Qué actor tan brillante, pensé, mi corazón lleno de hielo. Qué fácil le resulta mentir. Qué fácil le resulta fingir. Él había estado con ella, sus manos en su cuerpo, sus labios en los suyos. Y ahora estaba aquí, fingiendo que me amaba.
Esa noche, acostada junto a Franco, sentí su teléfono vibrar. Él lo silenció de inmediato. Pero la vibración volvió. Una y otra vez. Finalmente, con un suspiro de resignación, se levantó y se fue al balcón.
"¿Qué pasa, amigo? ¿Ya te aburriste de la dama?" la voz de uno de sus amigos, Ricardo, resonó por el altavoz. Se les olvidó el altavoz.
Franco se rió. "No digas tonterías. Estoy con Victoria. Siempre estoy con ella."
"¡Uy, el señor Ferrero está domesticado!" otro amigo, Miguel, se burló. "Desde que se casó, ya no sales con nosotros. ¿O es que tu esposa te tiene con correa?"
Franco bajó la voz. "Victoria es mi esposa. Mi prioridad. Ustedes deberían entender eso."
"Claro, claro," Ricardo se rió. "Pero un hombre necesita su espacio, ¿no? Vente un rato. Solo un rato. Ya sabes, para desestresarse."
Me levanté de la cama. "Franco," le dije, mi voz suave. "Ve con tus amigos. No quiero que te pierdas la diversión por mi culpa."
Él se giró, su rostro sorprendido. "Mi amor, no. Yo quiero estar contigo."

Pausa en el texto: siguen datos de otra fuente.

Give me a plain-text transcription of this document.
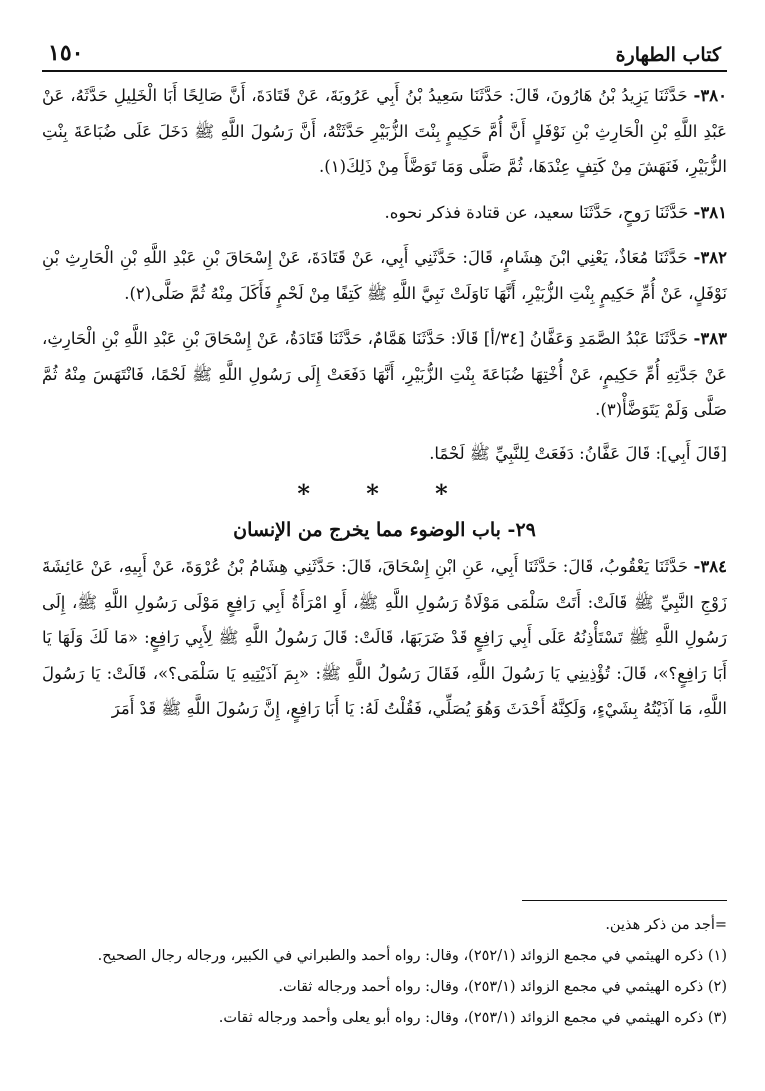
كتاب الطهارة
١٥٠

٣٨٠- حَدَّثَنَا يَزِيدُ بْنُ هَارُونَ، قَالَ: حَدَّثَنَا سَعِيدُ بْنُ أَبِي عَرُوبَةَ، عَنْ قَتَادَةَ، أَنَّ صَالِحًا أَبَا الْخَلِيلِ حَدَّثَهُ، عَنْ عَبْدِ اللَّهِ بْنِ الْحَارِثِ بْنِ نَوْفَلٍ أَنَّ أُمَّ حَكِيمٍ بِنْتَ الزُّبَيْرِ حَدَّثَتْهُ، أَنَّ رَسُولَ اللَّهِ ﷺ دَخَلَ عَلَى ضُبَاعَةَ بِنْتِ الزُّبَيْرِ، فَنَهَشَ مِنْ كَتِفٍ عِنْدَهَا، ثُمَّ صَلَّى وَمَا تَوَضَّأَ مِنْ ذَلِكَ(١).

٣٨١- حَدَّثَنَا رَوحٍ، حَدَّثَنَا سعيد، عن قتادة فذكر نحوه.

٣٨٢- حَدَّثَنَا مُعَاذٌ، يَعْنِي ابْنَ هِشَامٍ، قَالَ: حَدَّثَنِي أَبِي، عَنْ قَتَادَةَ، عَنْ إِسْحَاقَ بْنِ عَبْدِ اللَّهِ بْنِ الْحَارِثِ بْنِ نَوْفَلٍ، عَنْ أُمِّ حَكِيمٍ بِنْتِ الزُّبَيْرِ، أَنَّهَا نَاوَلَتْ نَبِيَّ اللَّهِ ﷺ كَتِفًا مِنْ لَحْمٍ فَأَكَلَ مِنْهُ ثُمَّ صَلَّى(٢).

٣٨٣- حَدَّثَنَا عَبْدُ الصَّمَدِ وَعَفَّانُ [٣٤/أ] قَالَا: حَدَّثَنَا هَمَّامٌ، حَدَّثَنَا قَتَادَةُ، عَنْ إِسْحَاقَ بْنِ عَبْدِ اللَّهِ بْنِ الْحَارِثِ، عَنْ جَدَّتِهِ أُمِّ حَكِيمٍ، عَنْ أُخْتِهَا ضُبَاعَةَ بِنْتِ الزُّبَيْرِ، أَنَّهَا دَفَعَتْ إِلَى رَسُولِ اللَّهِ ﷺ لَحْمًا، فَانْتَهَسَ مِنْهُ ثُمَّ صَلَّى وَلَمْ يَتَوَضَّأْ(٣).

[قَالَ أَبِي]: قَالَ عَفَّانُ: دَفَعَتْ لِلنَّبِيِّ ﷺ لَحْمًا.

* * *
٢٩- باب الوضوء مما يخرج من الإنسان

٣٨٤- حَدَّثَنَا يَعْقُوبُ، قَالَ: حَدَّثَنَا أَبِي، عَنِ ابْنِ إِسْحَاقَ، قَالَ: حَدَّثَنِي هِشَامُ بْنُ عُرْوَةَ، عَنْ أَبِيهِ، عَنْ عَائِشَةَ زَوْجِ النَّبِيِّ ﷺ قَالَتْ: أَتَتْ سَلْمَى مَوْلَاةُ رَسُولِ اللَّهِ ﷺ، أَوِ امْرَأَةُ أَبِي رَافِعٍ مَوْلَى رَسُولِ اللَّهِ ﷺ، إِلَى رَسُولِ اللَّهِ ﷺ تَسْتَأْذِنُهُ عَلَى أَبِي رَافِعٍ قَدْ ضَرَبَهَا، قَالَتْ: قَالَ رَسُولُ اللَّهِ ﷺ لِأَبِي رَافِعٍ: «مَا لَكَ وَلَهَا يَا أَبَا رَافِعٍ؟»، قَالَ: تُؤْذِينِي يَا رَسُولَ اللَّهِ، فَقَالَ رَسُولُ اللَّهِ ﷺ: «بِمَ آذَيْتِيهِ يَا سَلْمَى؟»، قَالَتْ: يَا رَسُولَ اللَّهِ، مَا آذَيْتُهُ بِشَيْءٍ، وَلَكِنَّهُ أَحْدَثَ وَهُوَ يُصَلِّي، فَقُلْتُ لَهُ: يَا أَبَا رَافِعٍ، إِنَّ رَسُولَ اللَّهِ ﷺ قَدْ أَمَرَ

=أجد من ذكر هذين.

(١) ذكره الهيثمي في مجمع الزوائد (٢٥٢/١)، وقال: رواه أحمد والطبراني في الكبير، ورجاله رجال الصحيح.

(٢) ذكره الهيثمي في مجمع الزوائد (٢٥٣/١)، وقال: رواه أحمد ورجاله ثقات.

(٣) ذكره الهيثمي في مجمع الزوائد (٢٥٣/١)، وقال: رواه أبو يعلى وأحمد ورجاله ثقات.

"Vamos, Franco," Ricardo insistió en el teléfono. "Trae a Victoria. Así nos la presentas bien."
"No," dije, mi voz ahora más firme. "Ustedes diviértanse. Yo estoy cansada."
Franco me miró, un poco aliviado, un poco culpable. "¿Estás segura?"
Asentí. "Sí. Ve. Diviértete."
Él colgó el teléfono. "Volveré pronto," dijo, besando mi frente.
Cuando llegamos al bar, la escena era predecible. Sus amigos rodeados de mujeres, risas estridentes, música a todo volumen. Franco se tensó. Le lancé una mirada de reproche a Ricardo.
"¡Franco! ¡Victoria!" Ricardo se acercó, sonriendo. "¡Qué bueno que vinieron!"
Franco le lanzó una mirada fulminante a sus amigos. Ellos, entendiendo la señal, se apresuraron a despedir a las mujeres.
"¡Franco, por favor!" Ricardo se rió. "Victoria sabe que te portabas bien."
"Exacto," Miguel añadió, con una sonrisa maliciosa. "Franco es el único de nosotros que se mantiene fiel. ¡Un ejemplo para todos!"
Me senté en un sofá, observando la farsa. Franco, el "esposo fiel," el "ejemplo."
Toda la noche, Franco fue el esposo perfecto. Me traía bebidas, me preguntaba si tenía frío, me cortaba la fruta. Ignoraba a todos sus amigos, y cada vez que uno de ellos intentaba acercarse a mí, él los interceptaba con una mirada fría.
"¡No fumes aquí! ¡A Victoria no le gusta el humo!" le gritó a Miguel cuando este encendió un cigarrillo.
"No tomes tanto, Ricardo," le dijo a otro. "Victoria no soporta el olor a alcohol."
Cuando la música se puso demasiado fuerte, él le pidió al DJ que la bajara. "Victoria prefiere la tranquilidad," dijo, con una sonrisa forzada.
Mis ojos estaban fijos en él. Era un actor consumado. Su actuación era perfecta. Demasiado perfecta.
Sus amigos se reían, pero sus risas eran tensas. "¡Maldición, Franco! ¡No te mereces a esta mujer!"